The first thing I should mention about eating food in Cuba is that you’re probably going to get sick. Is that a bad way to start this topic? Well, too bad. It’s true.

It’s not that the food in Cuba is unhealthy; somehow not up to the specs of food in the U.S. Rather, it’s that whenever you cross country boundaries, you’re likely to run into food with different bacterial contents. Those bacteria are not necessarily bad for you, they’re just different from what your stomach is used to. After a couple days of… shall we say, gastronomical distress, you’ll adjust and be good as new.
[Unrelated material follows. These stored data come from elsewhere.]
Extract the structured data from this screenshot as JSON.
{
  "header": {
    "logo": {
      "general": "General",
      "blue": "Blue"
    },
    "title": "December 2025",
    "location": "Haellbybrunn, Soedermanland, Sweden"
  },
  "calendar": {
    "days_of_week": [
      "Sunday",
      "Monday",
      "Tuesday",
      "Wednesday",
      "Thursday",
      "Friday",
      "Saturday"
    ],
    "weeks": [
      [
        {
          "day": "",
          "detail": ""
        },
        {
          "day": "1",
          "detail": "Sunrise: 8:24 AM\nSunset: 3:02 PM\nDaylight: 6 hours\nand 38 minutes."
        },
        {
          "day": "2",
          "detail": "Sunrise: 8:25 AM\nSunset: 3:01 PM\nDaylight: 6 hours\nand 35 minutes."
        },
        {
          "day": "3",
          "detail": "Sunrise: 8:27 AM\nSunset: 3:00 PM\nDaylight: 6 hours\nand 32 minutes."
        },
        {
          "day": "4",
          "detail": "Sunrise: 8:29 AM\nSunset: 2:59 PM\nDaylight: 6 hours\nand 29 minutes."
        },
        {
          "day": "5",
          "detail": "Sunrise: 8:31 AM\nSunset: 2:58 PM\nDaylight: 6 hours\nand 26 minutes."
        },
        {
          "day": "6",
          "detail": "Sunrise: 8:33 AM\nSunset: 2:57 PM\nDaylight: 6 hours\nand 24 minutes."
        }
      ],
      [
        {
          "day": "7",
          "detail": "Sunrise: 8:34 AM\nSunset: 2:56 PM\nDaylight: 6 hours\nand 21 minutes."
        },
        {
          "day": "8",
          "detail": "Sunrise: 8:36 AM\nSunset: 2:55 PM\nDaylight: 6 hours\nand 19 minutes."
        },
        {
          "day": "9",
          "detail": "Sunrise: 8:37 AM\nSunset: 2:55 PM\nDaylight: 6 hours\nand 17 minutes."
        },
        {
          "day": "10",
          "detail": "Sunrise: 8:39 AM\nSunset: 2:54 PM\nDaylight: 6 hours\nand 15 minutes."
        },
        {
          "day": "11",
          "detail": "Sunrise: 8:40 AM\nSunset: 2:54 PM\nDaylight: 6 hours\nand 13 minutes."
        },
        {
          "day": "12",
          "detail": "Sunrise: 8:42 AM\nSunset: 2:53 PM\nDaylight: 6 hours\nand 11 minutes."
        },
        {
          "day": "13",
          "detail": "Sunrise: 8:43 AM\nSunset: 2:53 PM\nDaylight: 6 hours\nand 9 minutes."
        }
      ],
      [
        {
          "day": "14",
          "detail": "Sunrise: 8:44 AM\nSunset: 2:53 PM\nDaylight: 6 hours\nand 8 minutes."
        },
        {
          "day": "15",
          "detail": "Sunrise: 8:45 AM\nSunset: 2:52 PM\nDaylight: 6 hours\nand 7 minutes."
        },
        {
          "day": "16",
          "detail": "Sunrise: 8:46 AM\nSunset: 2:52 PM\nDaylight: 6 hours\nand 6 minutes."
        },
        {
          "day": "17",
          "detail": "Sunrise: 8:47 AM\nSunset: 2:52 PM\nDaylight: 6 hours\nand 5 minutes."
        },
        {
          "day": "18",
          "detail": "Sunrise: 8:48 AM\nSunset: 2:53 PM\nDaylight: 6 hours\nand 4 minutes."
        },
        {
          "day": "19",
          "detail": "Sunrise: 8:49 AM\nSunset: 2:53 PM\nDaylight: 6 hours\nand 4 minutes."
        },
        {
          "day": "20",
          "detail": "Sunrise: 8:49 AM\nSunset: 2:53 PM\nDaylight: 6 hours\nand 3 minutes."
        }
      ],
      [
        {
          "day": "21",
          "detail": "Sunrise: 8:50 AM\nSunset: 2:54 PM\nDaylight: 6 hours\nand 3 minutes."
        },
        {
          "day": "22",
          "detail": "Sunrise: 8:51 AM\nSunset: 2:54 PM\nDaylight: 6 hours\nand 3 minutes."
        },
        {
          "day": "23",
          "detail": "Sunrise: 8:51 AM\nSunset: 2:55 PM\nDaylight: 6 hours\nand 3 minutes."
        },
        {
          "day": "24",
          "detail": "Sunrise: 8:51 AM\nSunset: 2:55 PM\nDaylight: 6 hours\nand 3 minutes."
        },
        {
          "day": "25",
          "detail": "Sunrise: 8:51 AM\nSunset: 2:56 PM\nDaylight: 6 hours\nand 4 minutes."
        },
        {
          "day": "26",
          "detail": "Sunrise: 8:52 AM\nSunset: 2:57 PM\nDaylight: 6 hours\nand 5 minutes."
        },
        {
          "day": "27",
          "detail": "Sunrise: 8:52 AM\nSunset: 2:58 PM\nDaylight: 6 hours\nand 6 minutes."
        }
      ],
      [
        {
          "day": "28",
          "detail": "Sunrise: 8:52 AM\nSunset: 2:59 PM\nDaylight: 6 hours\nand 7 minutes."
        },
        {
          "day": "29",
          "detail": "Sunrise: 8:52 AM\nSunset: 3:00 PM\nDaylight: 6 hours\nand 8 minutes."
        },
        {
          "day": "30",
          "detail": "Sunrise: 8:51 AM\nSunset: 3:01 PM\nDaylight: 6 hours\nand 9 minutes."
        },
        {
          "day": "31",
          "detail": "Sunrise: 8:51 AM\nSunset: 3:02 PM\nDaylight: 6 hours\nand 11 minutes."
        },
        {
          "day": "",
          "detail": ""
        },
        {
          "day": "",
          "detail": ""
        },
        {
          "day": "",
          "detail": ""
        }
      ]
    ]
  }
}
Actually, you might be able to dodge that bullet completely with a little pre-trip planning. After getting delusionally sick once in Ecuador, I began to look for solutions that would accomplish my newly realized goal of diarrhea-less travel. One of the suggestions that has worked remarkably well for me ever since was to start taking in acidophilus bacteria before leaving my own country. Since I almost always travel in winter (to remind myself that some places outside Alaska enjoy sunlight during December and January) I have made a routine of switching my diet right after Thanksgiving. A simple switch to acidophilus milk in my breakfast cereal and one container of active-culture yogurt every day does the trick! (If you’re lactose intolerant, I hear that acidophilus pills will do the same thing.)

Okay, great. Let’s focus less on stomachs and more on what goes into them.